Capital Goods Adjustment: Implementation Doubtful
Capital goods carry around 8 percent weight in the new and the old IIP series. There has been criticism in the past about IIP data on account of the lumpiness of this sector. Units of most capital goods take more than a month to produce so there are months when the goods are not finished, and the IIP is low as a consequence. In months when the production is completed, the capital goods IIP number shoots up. This is a problem with no perfect solution.
However, responding to popular (which need not always be correct) criticism, the approach adopted in the new series is of calculating the operating work-in-progress of capital goods. This method is comparable to the accounting methodology used on the balance sheets of companies in the capital goods space. Companies typically calculate work-in-progress once a year but at a company level. Larger or well-established companies may track work-in-progress on a quarterly basis that is likely to be for internal purposes.
It is difficult to conceive how mid- and small companies will be able to calculate work-in-progress on a monthly basis, that too at a factory level, to furnish the data for IIP estimation.
In short, however well-intentioned the move of using work-in-progress may be, it may not meaningfully improve the quality of the IIP estimate for capital goods.
Factory Frame: Beware The Survival Bias
The new series has a higher number of factories, mostly to account for the additional new items. The Working Group for Development of Methodology for Compilation Of All-India Index of Industrial Production with Base Year 2009-10/2011-12 suggested that apart from factories covered under Annual Survey of Industries, factories covered by other sources may also be added to the new series.
The addition of factories in any new series may be prone to something called survival bias. The new series may have possibly taken companies which were functioning for all years from 2011-12 till date.
Which means that these are stronger than average companies, and are likely to exhibit higher production.

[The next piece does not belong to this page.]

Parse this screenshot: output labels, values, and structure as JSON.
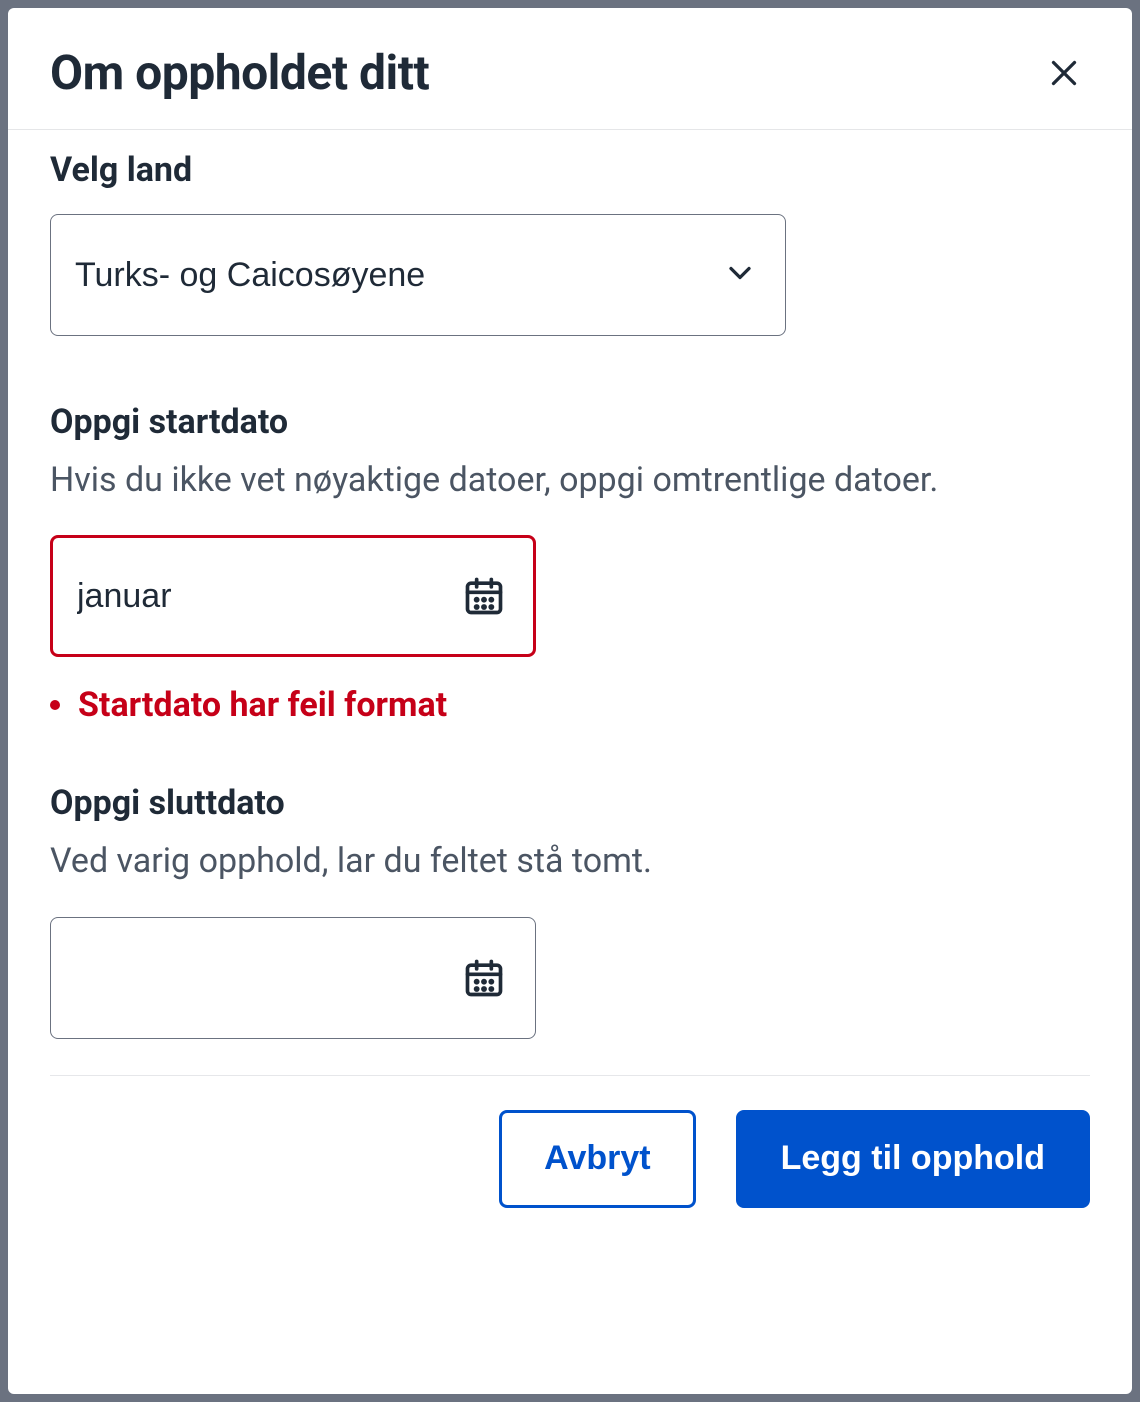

The standard global practice when a country measures its industrial output has been to replace closed factories with functioning factories and during the transition period, the loss in production gets reflected in the IIP number. However, when a new series is launched because of inclusion of stronger companies which remains open for most years around the base year, the production trend may be more positive than the rest of the economy where factories close down regularly. This may be among the reasons why the new IIP series is consistently above the previous series.
Monetary Value Of Production Versus Volume
IIP is expected to measure the physical volume of output in an economy, which is easier said than done. Do note that it is a globally acceptable practice to take the monetary value of those items where volumes are difficult to measure. In such cases, the monetary value is deflated by the relevant inflation measure to estimate ‘real’ production.
Despite such adjustments, it is empirically observed that rising inflation tends to give an upward bias to IIP to the extent it has a higher component of ‘monetary value’ measure.
In the new series, the production value of 109 items will be measured by monetary value - deflated by the wholesale price index (WPI). This number was 53 in the previous series. It is possible that the falling growth trend in IIP in recent months may have to do with the fall in the WPI, which got aggravated by a higher proportion of items measured in monetary value terms.
To conclude, much more effort and investment are required to systematically capture data in a timely fashion to give enhanced credibility to the IIP number. A data refresh or changes in the analytical process may improve the quality only so much, if at all.
Deep Narayan Mukherjee is a financial services professional and visiting faculty of finance at IIM Calcutta.
The views expressed here are those of the author’s and do not necessarily represent the views of BloombergQuint or its editorial team.